The 578-page report follows a draft issued last August and covers, among other things, the mixed oxide fuel facility's ability to protect nuclear materials from theft; the adequacy of environmental studies; and safety features to prevent any criticality within the plant's many processes.
Dozens of accident scenarios were evaluated, according to the report, from which portions were edited for security or proprietary technology reasons.
Those analyses included fires, leaks, explosions, acid spills, tornadoes and earthquakes. Radiation hazards from explosions were calculated out more than six miles to the Savannah River Site boundaries.
"The NRC staff concludes that the applicant's descriptions, specifications, commitments, and analyses provide an adequate basis for safety and safeguards of facility operations and that operation of the facility does not pose an undue risk to worker and public health and safety," the inspectors wrote.
Although defense facilities are often exempt from NRC oversight, the MOX project requires licensing because of its mission, which is to manufacture fuel to be used in commercial nuclear power reactors.
By using surplus plutonium to make that fuel, the weapons-grade material is permanently disposed of in a manner in which it cannot be exploited by terrorists.

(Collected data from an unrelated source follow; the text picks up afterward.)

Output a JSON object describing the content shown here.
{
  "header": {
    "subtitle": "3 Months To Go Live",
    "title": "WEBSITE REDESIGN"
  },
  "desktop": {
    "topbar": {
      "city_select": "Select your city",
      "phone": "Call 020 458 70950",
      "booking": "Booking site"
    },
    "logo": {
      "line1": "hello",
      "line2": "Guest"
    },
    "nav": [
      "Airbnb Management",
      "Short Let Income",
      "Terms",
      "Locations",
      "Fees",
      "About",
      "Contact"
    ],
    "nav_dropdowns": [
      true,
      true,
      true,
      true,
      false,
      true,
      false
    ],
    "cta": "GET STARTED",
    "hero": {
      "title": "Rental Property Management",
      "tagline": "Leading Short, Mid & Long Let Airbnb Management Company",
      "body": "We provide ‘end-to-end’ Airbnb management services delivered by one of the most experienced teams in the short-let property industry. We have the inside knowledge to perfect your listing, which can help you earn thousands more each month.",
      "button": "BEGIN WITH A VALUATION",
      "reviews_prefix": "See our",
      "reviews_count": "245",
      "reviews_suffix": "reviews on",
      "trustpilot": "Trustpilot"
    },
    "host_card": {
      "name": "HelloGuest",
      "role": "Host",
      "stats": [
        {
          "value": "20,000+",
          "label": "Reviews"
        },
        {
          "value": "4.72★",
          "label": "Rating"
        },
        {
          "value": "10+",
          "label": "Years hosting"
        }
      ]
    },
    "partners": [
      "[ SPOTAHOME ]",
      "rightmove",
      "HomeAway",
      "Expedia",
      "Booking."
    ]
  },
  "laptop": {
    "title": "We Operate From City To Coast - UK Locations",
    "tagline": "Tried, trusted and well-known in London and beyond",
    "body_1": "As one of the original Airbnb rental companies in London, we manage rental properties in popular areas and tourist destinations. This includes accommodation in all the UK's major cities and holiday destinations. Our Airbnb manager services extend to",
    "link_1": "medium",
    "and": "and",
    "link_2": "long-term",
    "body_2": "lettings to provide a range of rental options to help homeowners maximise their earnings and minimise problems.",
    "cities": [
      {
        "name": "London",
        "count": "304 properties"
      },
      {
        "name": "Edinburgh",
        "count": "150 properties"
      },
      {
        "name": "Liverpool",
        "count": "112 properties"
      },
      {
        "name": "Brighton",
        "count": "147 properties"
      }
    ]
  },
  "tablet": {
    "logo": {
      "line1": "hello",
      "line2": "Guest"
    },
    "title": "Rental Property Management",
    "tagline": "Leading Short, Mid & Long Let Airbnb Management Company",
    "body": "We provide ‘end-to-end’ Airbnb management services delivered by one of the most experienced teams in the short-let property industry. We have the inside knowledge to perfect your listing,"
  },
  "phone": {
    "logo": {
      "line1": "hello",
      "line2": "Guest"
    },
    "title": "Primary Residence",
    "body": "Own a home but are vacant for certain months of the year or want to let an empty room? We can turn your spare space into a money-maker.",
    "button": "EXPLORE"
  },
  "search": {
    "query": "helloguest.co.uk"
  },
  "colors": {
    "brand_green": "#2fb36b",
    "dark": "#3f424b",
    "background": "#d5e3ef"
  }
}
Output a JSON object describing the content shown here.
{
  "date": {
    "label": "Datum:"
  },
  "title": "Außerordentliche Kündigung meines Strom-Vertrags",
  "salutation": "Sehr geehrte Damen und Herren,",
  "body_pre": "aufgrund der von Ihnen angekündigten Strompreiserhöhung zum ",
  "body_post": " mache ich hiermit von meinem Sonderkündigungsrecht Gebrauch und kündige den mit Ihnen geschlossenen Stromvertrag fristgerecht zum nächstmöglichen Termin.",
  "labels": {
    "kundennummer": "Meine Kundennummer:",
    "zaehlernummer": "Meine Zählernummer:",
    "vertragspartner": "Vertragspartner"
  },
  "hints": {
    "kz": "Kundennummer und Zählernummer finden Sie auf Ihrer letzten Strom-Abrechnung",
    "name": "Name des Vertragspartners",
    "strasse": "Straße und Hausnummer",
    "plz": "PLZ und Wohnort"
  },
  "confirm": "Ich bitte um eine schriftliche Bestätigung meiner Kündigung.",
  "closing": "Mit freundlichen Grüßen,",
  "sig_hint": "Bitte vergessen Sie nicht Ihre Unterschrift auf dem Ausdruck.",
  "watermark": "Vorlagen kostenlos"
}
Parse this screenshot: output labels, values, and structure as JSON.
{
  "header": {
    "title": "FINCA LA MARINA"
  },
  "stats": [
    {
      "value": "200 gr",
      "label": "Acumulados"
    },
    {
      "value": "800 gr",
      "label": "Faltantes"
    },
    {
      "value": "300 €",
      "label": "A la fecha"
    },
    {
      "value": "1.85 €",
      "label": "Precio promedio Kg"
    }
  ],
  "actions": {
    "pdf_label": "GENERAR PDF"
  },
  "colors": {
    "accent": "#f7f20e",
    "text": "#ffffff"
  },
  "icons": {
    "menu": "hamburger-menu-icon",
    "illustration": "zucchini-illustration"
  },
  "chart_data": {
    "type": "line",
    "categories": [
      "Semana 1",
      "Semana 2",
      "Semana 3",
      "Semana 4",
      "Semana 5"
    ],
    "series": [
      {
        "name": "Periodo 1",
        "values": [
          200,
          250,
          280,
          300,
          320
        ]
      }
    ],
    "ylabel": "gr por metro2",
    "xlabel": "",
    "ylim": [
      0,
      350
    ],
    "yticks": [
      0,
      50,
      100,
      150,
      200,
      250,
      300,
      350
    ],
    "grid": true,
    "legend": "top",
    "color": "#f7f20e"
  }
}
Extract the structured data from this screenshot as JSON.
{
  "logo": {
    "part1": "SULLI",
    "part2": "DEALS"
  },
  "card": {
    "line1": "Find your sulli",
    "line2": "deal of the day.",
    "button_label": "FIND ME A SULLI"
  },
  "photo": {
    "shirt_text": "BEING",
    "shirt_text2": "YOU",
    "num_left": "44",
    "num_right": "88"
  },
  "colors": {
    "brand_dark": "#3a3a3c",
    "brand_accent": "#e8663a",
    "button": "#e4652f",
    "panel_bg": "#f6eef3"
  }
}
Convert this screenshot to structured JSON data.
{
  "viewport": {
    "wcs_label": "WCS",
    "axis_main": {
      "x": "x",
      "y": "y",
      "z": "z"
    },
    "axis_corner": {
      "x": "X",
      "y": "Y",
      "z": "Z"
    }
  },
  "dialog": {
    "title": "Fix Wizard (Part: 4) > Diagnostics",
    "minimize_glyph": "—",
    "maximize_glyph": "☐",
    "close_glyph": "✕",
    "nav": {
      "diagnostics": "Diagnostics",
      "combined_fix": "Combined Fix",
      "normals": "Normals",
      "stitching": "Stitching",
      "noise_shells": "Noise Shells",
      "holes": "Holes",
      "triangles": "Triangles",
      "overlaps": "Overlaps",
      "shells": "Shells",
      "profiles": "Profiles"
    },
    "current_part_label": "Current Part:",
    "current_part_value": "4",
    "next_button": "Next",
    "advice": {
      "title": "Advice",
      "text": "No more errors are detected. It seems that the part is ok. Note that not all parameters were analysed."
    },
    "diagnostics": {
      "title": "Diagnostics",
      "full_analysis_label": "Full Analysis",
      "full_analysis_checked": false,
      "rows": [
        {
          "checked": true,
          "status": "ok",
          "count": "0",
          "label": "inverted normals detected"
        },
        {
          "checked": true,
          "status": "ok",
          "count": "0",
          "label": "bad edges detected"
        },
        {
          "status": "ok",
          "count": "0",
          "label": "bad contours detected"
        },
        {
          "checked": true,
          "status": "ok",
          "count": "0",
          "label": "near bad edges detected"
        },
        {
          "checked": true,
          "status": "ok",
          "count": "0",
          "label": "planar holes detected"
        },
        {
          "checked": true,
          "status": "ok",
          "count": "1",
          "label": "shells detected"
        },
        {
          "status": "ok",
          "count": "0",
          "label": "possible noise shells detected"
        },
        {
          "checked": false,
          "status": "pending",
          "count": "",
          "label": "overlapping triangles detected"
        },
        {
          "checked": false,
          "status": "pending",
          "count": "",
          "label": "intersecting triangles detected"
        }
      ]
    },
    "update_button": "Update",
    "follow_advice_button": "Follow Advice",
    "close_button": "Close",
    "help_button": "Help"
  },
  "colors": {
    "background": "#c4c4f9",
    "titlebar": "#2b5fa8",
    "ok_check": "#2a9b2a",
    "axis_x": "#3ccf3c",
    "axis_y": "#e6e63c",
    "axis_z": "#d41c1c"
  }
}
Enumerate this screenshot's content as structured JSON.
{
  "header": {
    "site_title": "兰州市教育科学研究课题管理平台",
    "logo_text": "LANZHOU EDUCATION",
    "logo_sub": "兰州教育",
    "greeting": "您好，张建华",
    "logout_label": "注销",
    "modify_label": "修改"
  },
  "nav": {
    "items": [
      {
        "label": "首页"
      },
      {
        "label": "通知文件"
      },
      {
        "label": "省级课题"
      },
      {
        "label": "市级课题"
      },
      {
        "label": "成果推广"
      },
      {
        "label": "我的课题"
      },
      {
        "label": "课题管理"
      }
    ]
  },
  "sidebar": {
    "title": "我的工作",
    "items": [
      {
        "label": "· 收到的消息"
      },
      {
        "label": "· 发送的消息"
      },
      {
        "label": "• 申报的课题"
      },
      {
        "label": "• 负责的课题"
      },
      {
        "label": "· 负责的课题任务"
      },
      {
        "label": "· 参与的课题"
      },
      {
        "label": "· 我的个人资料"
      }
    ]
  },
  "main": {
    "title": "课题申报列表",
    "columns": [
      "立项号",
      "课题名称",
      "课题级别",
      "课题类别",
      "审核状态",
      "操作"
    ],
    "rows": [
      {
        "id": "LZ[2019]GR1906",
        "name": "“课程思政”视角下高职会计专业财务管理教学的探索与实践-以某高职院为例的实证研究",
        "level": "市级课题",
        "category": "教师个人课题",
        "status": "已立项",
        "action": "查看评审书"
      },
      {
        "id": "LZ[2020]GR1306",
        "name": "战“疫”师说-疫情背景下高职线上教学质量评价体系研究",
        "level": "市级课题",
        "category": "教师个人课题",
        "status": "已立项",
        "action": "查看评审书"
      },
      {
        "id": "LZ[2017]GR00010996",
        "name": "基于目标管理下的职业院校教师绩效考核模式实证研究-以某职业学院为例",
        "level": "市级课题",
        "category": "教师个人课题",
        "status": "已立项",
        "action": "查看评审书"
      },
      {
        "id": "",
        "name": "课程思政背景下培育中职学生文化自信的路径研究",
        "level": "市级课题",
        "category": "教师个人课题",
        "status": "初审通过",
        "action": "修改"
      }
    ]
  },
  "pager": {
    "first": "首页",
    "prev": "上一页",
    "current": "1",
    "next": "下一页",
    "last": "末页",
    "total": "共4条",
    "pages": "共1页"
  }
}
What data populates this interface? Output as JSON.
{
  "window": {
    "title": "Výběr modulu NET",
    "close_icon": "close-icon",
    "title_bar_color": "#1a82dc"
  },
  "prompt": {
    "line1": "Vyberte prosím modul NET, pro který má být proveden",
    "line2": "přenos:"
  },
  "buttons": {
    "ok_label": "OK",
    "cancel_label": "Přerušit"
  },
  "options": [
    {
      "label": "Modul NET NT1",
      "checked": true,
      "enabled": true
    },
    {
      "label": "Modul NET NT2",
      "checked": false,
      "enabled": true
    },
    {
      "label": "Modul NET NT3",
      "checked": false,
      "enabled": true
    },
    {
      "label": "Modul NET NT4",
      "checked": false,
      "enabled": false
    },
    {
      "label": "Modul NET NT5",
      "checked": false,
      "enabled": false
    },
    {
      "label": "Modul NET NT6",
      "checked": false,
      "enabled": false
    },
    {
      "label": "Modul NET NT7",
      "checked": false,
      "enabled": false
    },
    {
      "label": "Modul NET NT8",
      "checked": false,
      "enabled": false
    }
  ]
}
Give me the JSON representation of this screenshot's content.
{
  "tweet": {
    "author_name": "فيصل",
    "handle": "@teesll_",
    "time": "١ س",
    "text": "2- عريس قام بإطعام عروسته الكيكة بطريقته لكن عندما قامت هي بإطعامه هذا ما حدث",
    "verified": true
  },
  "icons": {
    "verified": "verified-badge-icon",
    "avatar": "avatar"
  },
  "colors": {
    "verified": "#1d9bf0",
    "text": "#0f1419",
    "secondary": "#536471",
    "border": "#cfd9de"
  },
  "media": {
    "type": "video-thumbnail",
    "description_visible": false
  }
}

NRC spokesman Joey Ledford said that the issuance of the MOX project's Safety Evaluation Report is a major step in the process but that final licensing decisions are still several years away.
In the meantime, he added, the Atomic Safety & Licensing Board will continue its evaluation of the project's application and on-site construction inspection programs will remain in place.
"A license will be issued only if the commission verifies the applicant has properly constructed principal structures, systems and components," Ledford said.
The MOX program is part of an agreement between the U.S. and the Russian Federation to dismantle thousands of Cold War-era nuclear weapons by using the plutonium from warheads to manufacture fuel for civilian nuclear power reactors.
The facility would -- over time -- combine 34 metric tons of weapon-grade plutonium with larger volumes of uranium oxides to make the mixed oxide, or MOX, fuel.
Scheduled to open in late 2016, it is the only MOX fuel fabrication facility being built in the U.S.